A tale of two immigrants

On May 30 1866, Thomas Harlin, M.A. (a Fellow of St Peter's College Cambridge) arrived in Moreton Bay on his way to take up the position of Mathematics Master at the Ipswich Grammar School (which had been established as the first secondary school in the Colony in 1863).

Unfortunately, he had not enjoyed his voyage from England aboard the Southern Ocean. In a letter to the editor of The Brisbane Courier published on Wednesday 6 June 1866, he described fellow passengers as "the scum and refuse of the town populations of Great Britain".

This character assessment by such a distinguished English gentleman is of interest to me because among the "lower classes" conveyed by the Southern Ocean under the auspices of the Queensland Government Immigration Agency were our 3xgreat grandparents Philemon and Selva COLEY and their son Philemon Lewis COLEY (our 2xgreat grandfather).

Mr Harlin's letter was a long one as he had much to say on the character of the purported "railway artisans" who had been afforded free passage. He opined that "some ... are convicted thieves, and ... several of the rest are morally certain to swell the gaol charges of Queensland within twelve months of their landing".

It is not surprising that some in the Colony took exception to the views of Harlin and responded in (what we might now describe as) a robustly Australian way. Undeterred, the man (who, within a few years, would become the foundation Headmaster of the Brisbane Grammar School) contributed another lengthy letter on Thursday 7 June advising the Queensland government on how it ought to manage its migration program which included purported verbatim transcripts of conversations that occurred during the voyage.

On 8 June 1866, the Courier carried a letter signed an old resident of brisbane which included "I went to the depot to see and judge for myself as to the quality of the immigrants by the Southern Ocean. I have conversed with them, and believe them to be, almost without exception, a steady, hard-working class of people, and not as 'T. H.' describes them 'the scum of London.' For the future, I should advise 'T. H.' to mind his own business, and not trouble himself about people who, although they may have not had, perhaps, such a good education, and be able to put M.A., etc., at the end of their names, are quite as good as himself."

Despite his apparent lack of academic distinction, I find much to admire in the opinion of that "old resident", both with respect to our COLEY ancestors and their apparent accuser.

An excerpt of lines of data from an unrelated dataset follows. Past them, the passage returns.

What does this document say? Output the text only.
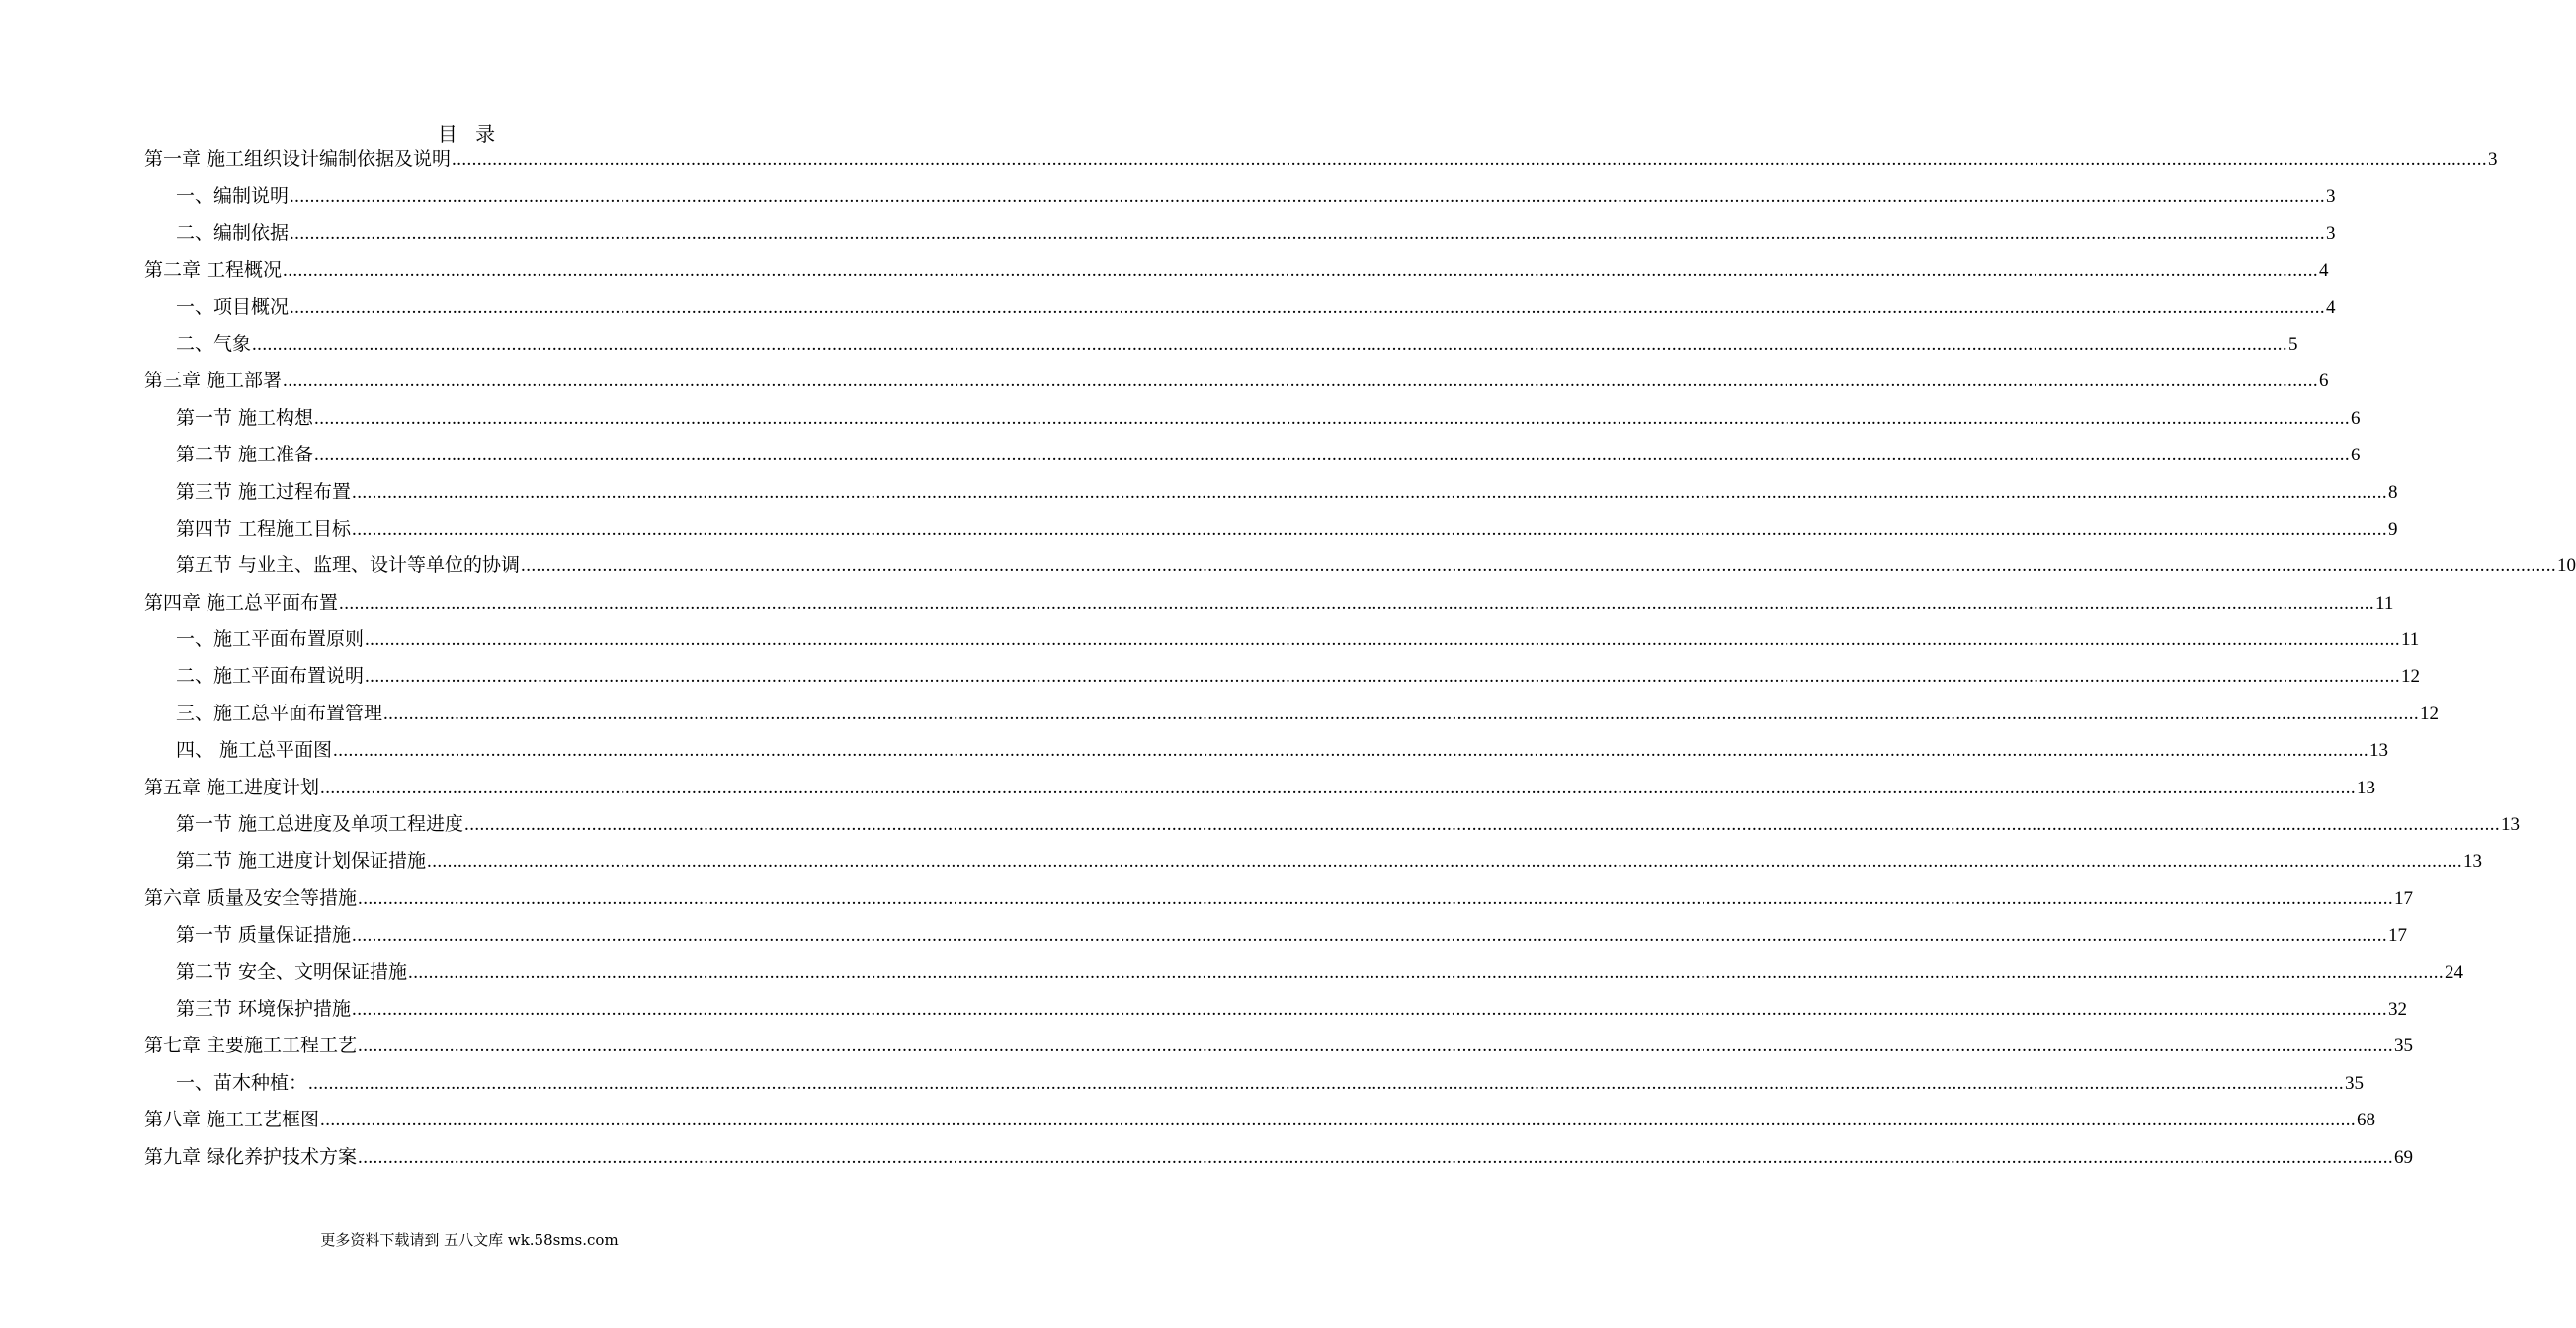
目 录
第一章 施工组织设计编制依据及说明 ................................................................................................................................................................................................................................................................................................................................................................................................................ 3
一、编制说明 ................................................................................................................................................................................................................................................................................................................................................................................................................ 3
二、编制依据 ................................................................................................................................................................................................................................................................................................................................................................................................................ 3
第二章 工程概况 ................................................................................................................................................................................................................................................................................................................................................................................................................ 4
一、项目概况 ................................................................................................................................................................................................................................................................................................................................................................................................................ 4
二、气象 ................................................................................................................................................................................................................................................................................................................................................................................................................ 5
第三章 施工部署 ................................................................................................................................................................................................................................................................................................................................................................................................................ 6
第一节 施工构想 ................................................................................................................................................................................................................................................................................................................................................................................................................ 6
第二节 施工准备 ................................................................................................................................................................................................................................................................................................................................................................................................................ 6
第三节 施工过程布置 ................................................................................................................................................................................................................................................................................................................................................................................................................ 8
第四节 工程施工目标 ................................................................................................................................................................................................................................................................................................................................................................................................................ 9
第五节 与业主、监理、设计等单位的协调 ................................................................................................................................................................................................................................................................................................................................................................................................................ 10
第四章 施工总平面布置 ................................................................................................................................................................................................................................................................................................................................................................................................................ 11
一、施工平面布置原则 ................................................................................................................................................................................................................................................................................................................................................................................................................ 11
二、施工平面布置说明 ................................................................................................................................................................................................................................................................................................................................................................................................................ 12
三、施工总平面布置管理 ................................................................................................................................................................................................................................................................................................................................................................................................................ 12
四、 施工总平面图 ................................................................................................................................................................................................................................................................................................................................................................................................................ 13
第五章 施工进度计划 ................................................................................................................................................................................................................................................................................................................................................................................................................ 13
第一节 施工总进度及单项工程进度 ................................................................................................................................................................................................................................................................................................................................................................................................................ 13
第二节 施工进度计划保证措施 ................................................................................................................................................................................................................................................................................................................................................................................................................ 13
第六章 质量及安全等措施 ................................................................................................................................................................................................................................................................................................................................................................................................................ 17
第一节 质量保证措施 ................................................................................................................................................................................................................................................................................................................................................................................................................ 17
第二节 安全、文明保证措施 ................................................................................................................................................................................................................................................................................................................................................................................................................ 24
第三节 环境保护措施 ................................................................................................................................................................................................................................................................................................................................................................................................................ 32
第七章 主要施工工程工艺 ................................................................................................................................................................................................................................................................................................................................................................................................................ 35
一、苗木种植： ................................................................................................................................................................................................................................................................................................................................................................................................................ 35
第八章 施工工艺框图 ................................................................................................................................................................................................................................................................................................................................................................................................................ 68
第九章 绿化养护技术方案 ................................................................................................................................................................................................................................................................................................................................................................................................................ 69
更多资料下载请到 五八文库 wk.58sms.com
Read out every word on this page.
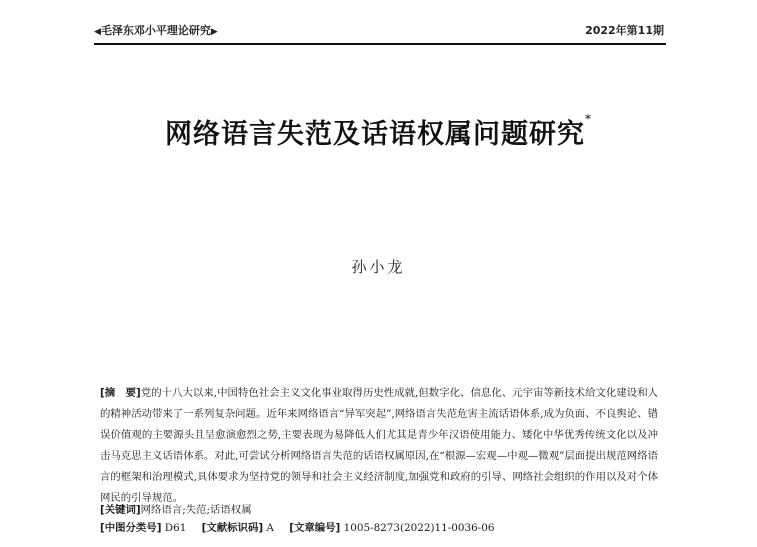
◀毛泽东邓小平理论研究▶	2022年第11期
网络语言失范及话语权属问题研究*
孙小龙
[摘　要]党的十八大以来,中国特色社会主义文化事业取得历史性成就,但数字化、信息化、元宇宙等新技术给文化建设和人的精神活动带来了一系列复杂问题。近年来网络语言“异军突起”,网络语言失范危害主流话语体系,成为负面、不良舆论、错误价值观的主要源头且呈愈演愈烈之势,主要表现为易降低人们尤其是青少年汉语使用能力、矮化中华优秀传统文化以及冲击马克思主义话语体系。对此,可尝试分析网络语言失范的话语权属原因,在“根源—宏观—中观—微观”层面提出规范网络语言的框架和治理模式,具体要求为坚持党的领导和社会主义经济制度,加强党和政府的引导、网络社会组织的作用以及对个体网民的引导规范。
[关键词]网络语言;失范;话语权属
[中图分类号] D61 [文献标识码] A [文章编号] 1005-8273(2022)11-0036-06
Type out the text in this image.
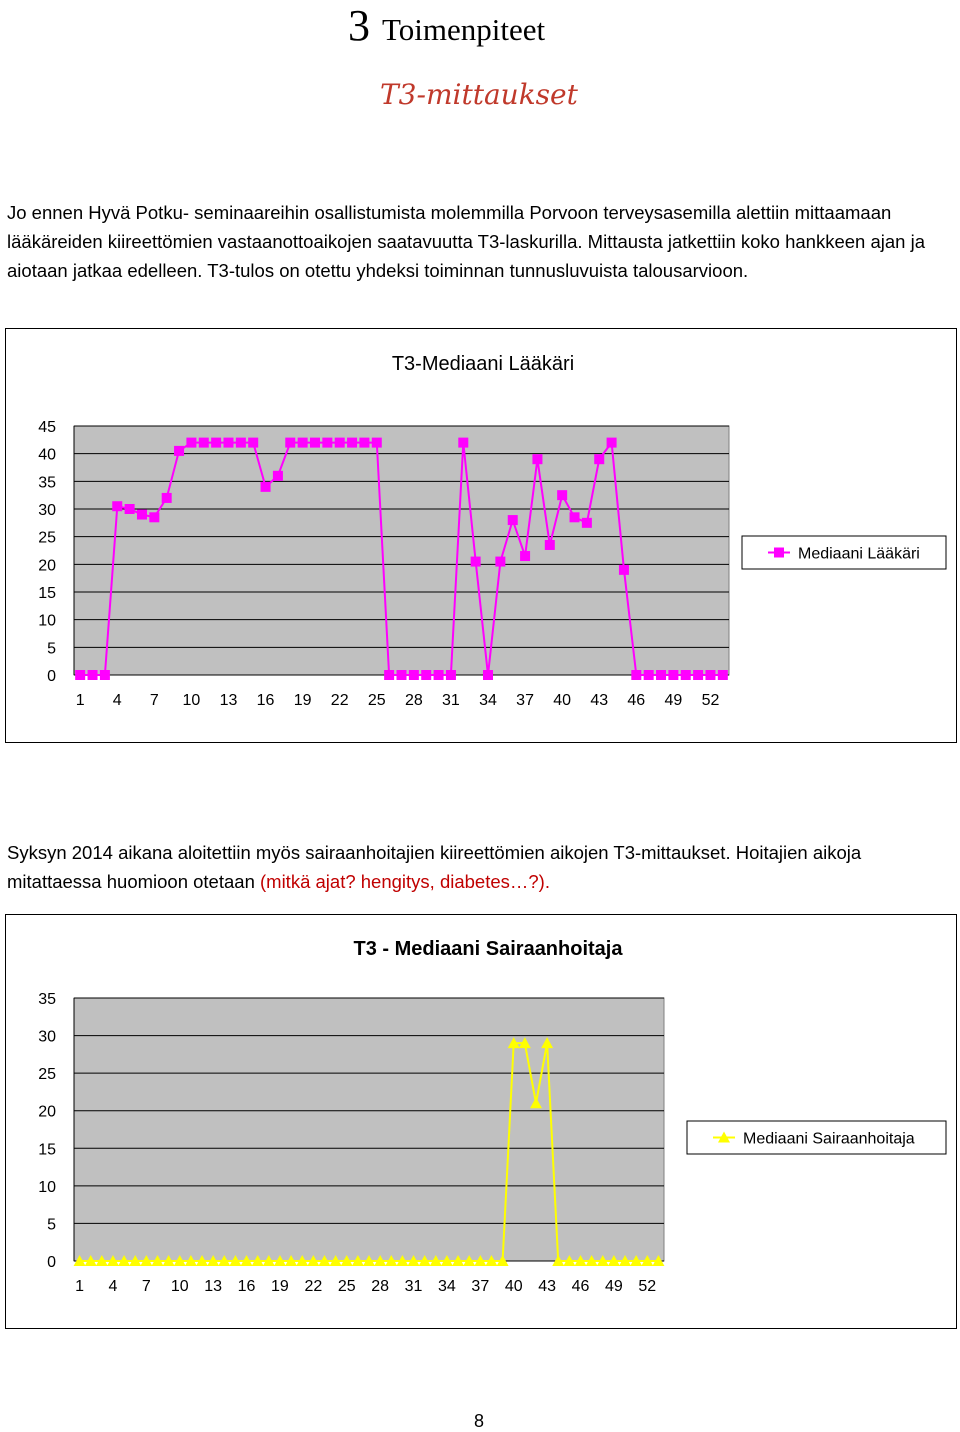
3 Toimenpiteet
T3-mittaukset

Jo ennen Hyvä Potku- seminaareihin osallistumista molemmilla Porvoon terveysasemilla alettiin mittaamaan lääkäreiden kiireettömien vastaanottoaikojen saatavuutta T3-laskurilla. Mittausta jatkettiin koko hankkeen ajan ja aiotaan jatkaa edelleen. T3-tulos on otettu yhdeksi toiminnan tunnusluvuista talousarvioon.

T3-Mediaani Lääkäri
0
5
10
15
20
25
30
35
40
45
1 4 7 10 13 16 19 22 25 28 31 34 37 40 43 46 49 52
Mediaani Lääkäri

Syksyn 2014 aikana aloitettiin myös sairaanhoitajien kiireettömien aikojen T3-mittaukset. Hoitajien aikoja mitattaessa huomioon otetaan (mitkä ajat? hengitys, diabetes…?).

T3 - Mediaani Sairaanhoitaja
0
5
10
15
20
25
30
35
1 4 7 10 13 16 19 22 25 28 31 34 37 40 43 46 49 52
Mediaani Sairaanhoitaja
8
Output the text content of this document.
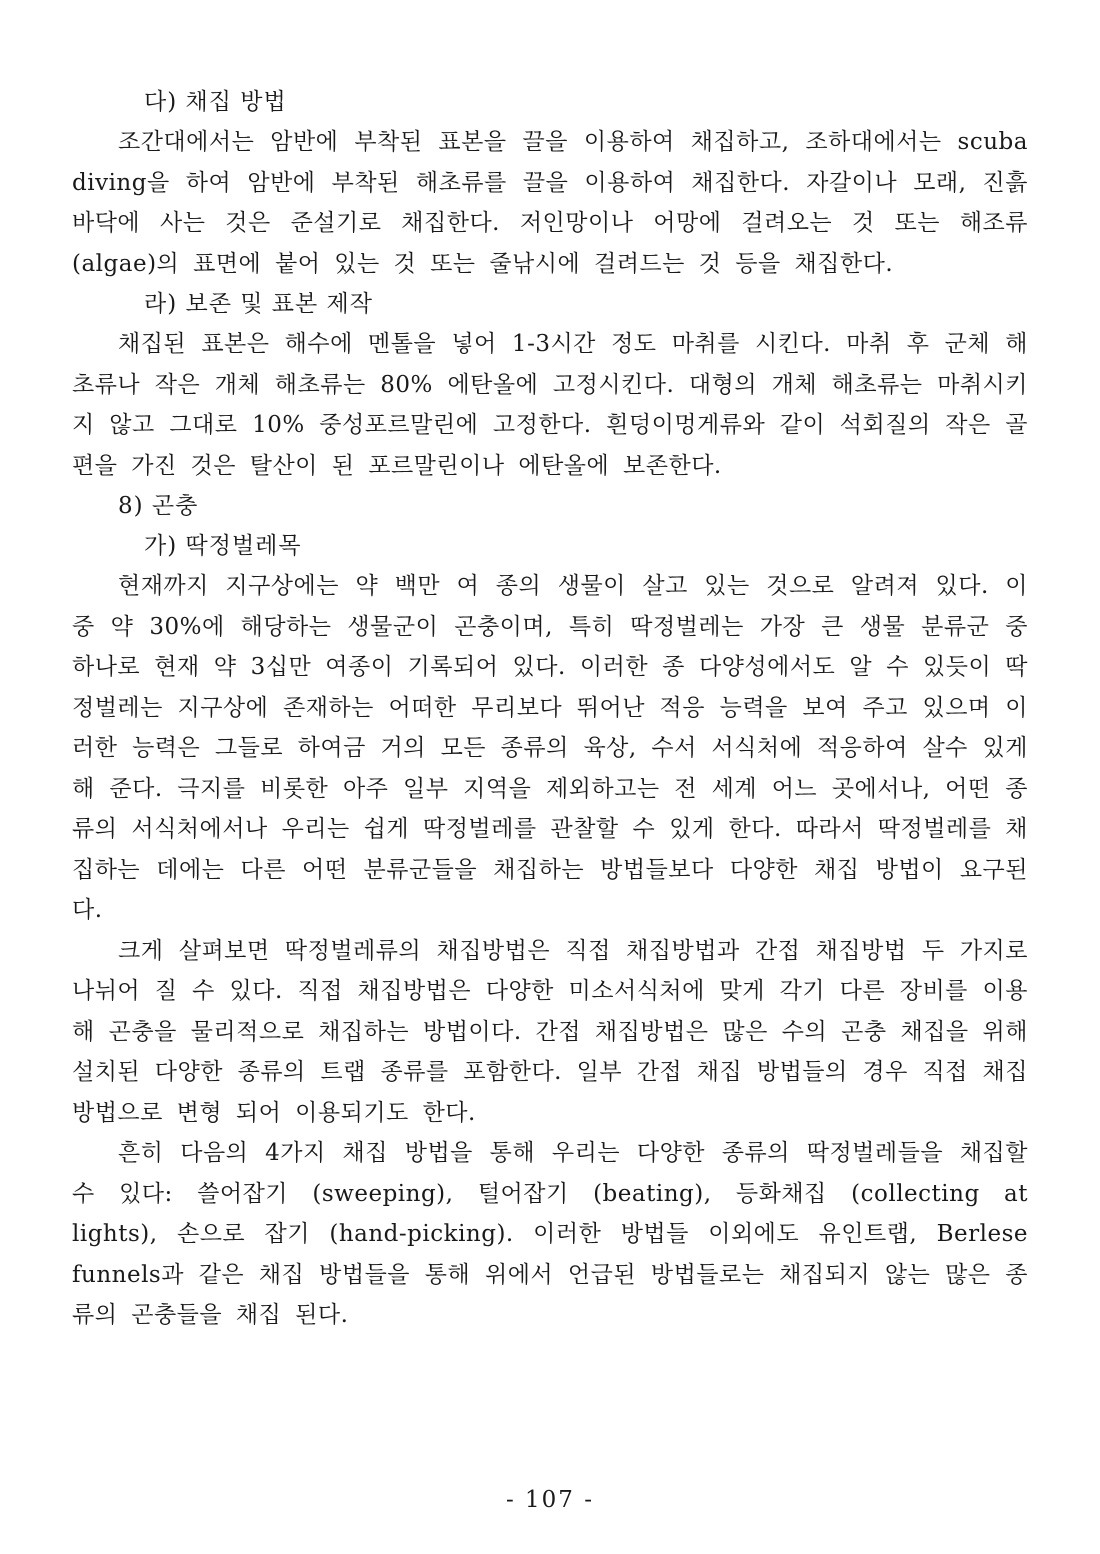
다) 채집 방법

조간대에서는 암반에 부착된 표본을 끌을 이용하여 채집하고, 조하대에서는 scuba diving을 하여 암반에 부착된 해초류를 끌을 이용하여 채집한다. 자갈이나 모래, 진흙 바닥에 사는 것은 준설기로 채집한다. 저인망이나 어망에 걸려오는 것 또는 해조류 (algae)의 표면에 붙어 있는 것 또는 줄낚시에 걸려드는 것 등을 채집한다.

라) 보존 및 표본 제작

채집된 표본은 해수에 멘톨을 넣어 1-3시간 정도 마취를 시킨다. 마취 후 군체 해초류나 작은 개체 해초류는 80% 에탄올에 고정시킨다. 대형의 개체 해초류는 마취시키지 않고 그대로 10% 중성포르말린에 고정한다. 흰덩이멍게류와 같이 석회질의 작은 골편을 가진 것은 탈산이 된 포르말린이나 에탄올에 보존한다.

8) 곤충
가) 딱정벌레목

현재까지 지구상에는 약 백만 여 종의 생물이 살고 있는 것으로 알려져 있다. 이 중 약 30%에 해당하는 생물군이 곤충이며, 특히 딱정벌레는 가장 큰 생물 분류군 중 하나로 현재 약 3십만 여종이 기록되어 있다. 이러한 종 다양성에서도 알 수 있듯이 딱정벌레는 지구상에 존재하는 어떠한 무리보다 뛰어난 적응 능력을 보여 주고 있으며 이러한 능력은 그들로 하여금 거의 모든 종류의 육상, 수서 서식처에 적응하여 살수 있게 해 준다. 극지를 비롯한 아주 일부 지역을 제외하고는 전 세계 어느 곳에서나, 어떤 종류의 서식처에서나 우리는 쉽게 딱정벌레를 관찰할 수 있게 한다. 따라서 딱정벌레를 채집하는 데에는 다른 어떤 분류군들을 채집하는 방법들보다 다양한 채집 방법이 요구된다.

크게 살펴보면 딱정벌레류의 채집방법은 직접 채집방법과 간접 채집방법 두 가지로 나뉘어 질 수 있다. 직접 채집방법은 다양한 미소서식처에 맞게 각기 다른 장비를 이용해 곤충을 물리적으로 채집하는 방법이다. 간접 채집방법은 많은 수의 곤충 채집을 위해 설치된 다양한 종류의 트랩 종류를 포함한다. 일부 간접 채집 방법들의 경우 직접 채집방법으로 변형 되어 이용되기도 한다.

흔히 다음의 4가지 채집 방법을 통해 우리는 다양한 종류의 딱정벌레들을 채집할 수 있다: 쓸어잡기 (sweeping), 털어잡기 (beating), 등화채집 (collecting at lights), 손으로 잡기 (hand-picking). 이러한 방법들 이외에도 유인트랩, Berlese funnels과 같은 채집 방법들을 통해 위에서 언급된 방법들로는 채집되지 않는 많은 종류의 곤충들을 채집 된다.

- 107 -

Both Philemon Coley and Thomas Harlin travelled from Brisbane to Ipswich to take up employment soon after arriving. Given the schoolmaster's views of his fellow passengers, it is unlikely that their paths crossed again. Nevertheless, it would be wonderful to know the opinion of the ship canal labourer concerning the Cantab Fellow; if indeed, Philemon deemed him worthy of a single thought.